General Motors to stop selling cars in India, would no longer market Chevrolet

The decision by General Motors was announced as part of a series of restructuring actions from the Detroit automaker

General Motors Co will stop selling cars in India from the end of this year, drawing a line under two decades of battling in one of the world’s most competitive markets where it has less than a one percent share of passenger car sales. The decision was announced as part of a series of restructuring actions from the Detroit automaker on Thursday and marks a significant blow to India’s strategy of encouraging domestic manufacturing.

GM says it would no longer market its Chevrolet brand – its only brand of cars marketed in India – despite India’s promise as a market set to overtake Japan as the world’s third largest in the next decade. But it doesn’t plan to leave India entirely.
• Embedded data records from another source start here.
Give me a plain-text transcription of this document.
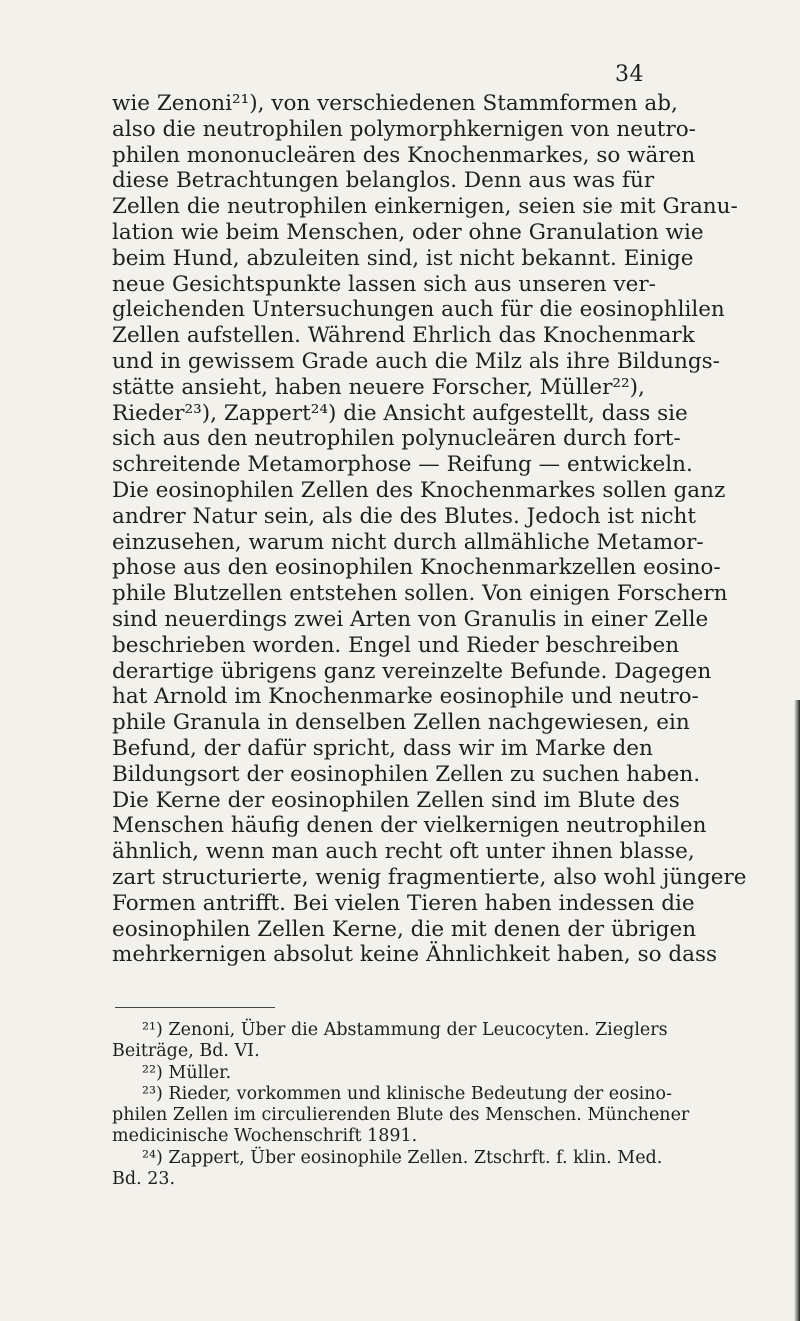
34
wie Zenoni²¹), von verschiedenen Stammformen ab,
also die neutrophilen polymorphkernigen von neutro-
philen mononucleären des Knochenmarkes, so wären
diese Betrachtungen belanglos. Denn aus was für
Zellen die neutrophilen einkernigen, seien sie mit Granu-
lation wie beim Menschen, oder ohne Granulation wie
beim Hund, abzuleiten sind, ist nicht bekannt. Einige
neue Gesichtspunkte lassen sich aus unseren ver-
gleichenden Untersuchungen auch für die eosinophlilen
Zellen aufstellen. Während Ehrlich das Knochenmark
und in gewissem Grade auch die Milz als ihre Bildungs-
stätte ansieht, haben neuere Forscher, Müller²²),
Rieder²³), Zappert²⁴) die Ansicht aufgestellt, dass sie
sich aus den neutrophilen polynucleären durch fort-
schreitende Metamorphose — Reifung — entwickeln.
Die eosinophilen Zellen des Knochenmarkes sollen ganz
andrer Natur sein, als die des Blutes. Jedoch ist nicht
einzusehen, warum nicht durch allmähliche Metamor-
phose aus den eosinophilen Knochenmarkzellen eosino-
phile Blutzellen entstehen sollen. Von einigen Forschern
sind neuerdings zwei Arten von Granulis in einer Zelle
beschrieben worden. Engel und Rieder beschreiben
derartige übrigens ganz vereinzelte Befunde. Dagegen
hat Arnold im Knochenmarke eosinophile und neutro-
phile Granula in denselben Zellen nachgewiesen, ein
Befund, der dafür spricht, dass wir im Marke den
Bildungsort der eosinophilen Zellen zu suchen haben.
Die Kerne der eosinophilen Zellen sind im Blute des
Menschen häufig denen der vielkernigen neutrophilen
ähnlich, wenn man auch recht oft unter ihnen blasse,
zart structurierte, wenig fragmentierte, also wohl jüngere
Formen antrifft. Bei vielen Tieren haben indessen die
eosinophilen Zellen Kerne, die mit denen der übrigen
mehrkernigen absolut keine Ähnlichkeit haben, so dass
²¹) Zenoni, Über die Abstammung der Leucocyten. Zieglers
Beiträge, Bd. VI.
²²) Müller.
²³) Rieder, vorkommen und klinische Bedeutung der eosino-
philen Zellen im circulierenden Blute des Menschen. Münchener
medicinische Wochenschrift 1891.
²⁴) Zappert, Über eosinophile Zellen. Ztschrft. f. klin. Med.
Bd. 23.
It plans to keep operating its tech center in Bangalore and to refocus its India manufacturing operations by making one of its two assembly plants in India – the one at Talegaon, about 100 km (62 miles) southeast of Mumbai – into an export-only factory. It plans to sell the Halol plant in the western Gujarat state to Chinese joint venture partner SAIC Motor Corp.

“We are not giving up benefits India offers as a local cost manufacturing hub with an excellent supplier base which is extremely competitive,” Stefan Jacoby, GM’s chief of international operations, said in an interview. GM’s exports from India, mainly to Mexico and Latin America, nearly doubled to 70,969 vehicles in the fiscal year than ended on March 31. The Talegaon plant has a capacity of 130,000 vehicles a year.

Jacoby said the move to turn the Talegaon assembly into an export-only plant will not impact GM Korea and its position as an export hub. India will export vehicles mostly to Mexico and South America, among other destinations, while GM Korea will ship Korean-made cars to North America, Southeast Asia, Australia and Pakistan.

Dan Ammann, GM’s global president, said the restructuring actions for India announced on Thursday, in essence, cancels “most” of the plan GM unveiled in 2015 to invest $1 billion in India to deploy newly-designed vehicle architecture as part of a Global Emerging Market vehicle programme or GEM for short, and build a new line of low-cost vehicles in India.

The decisions to significantly scale down GM’s operations in India are results of months of analysis over “where we are going to place our bets (globally) as a company,” Ammann said in an interview.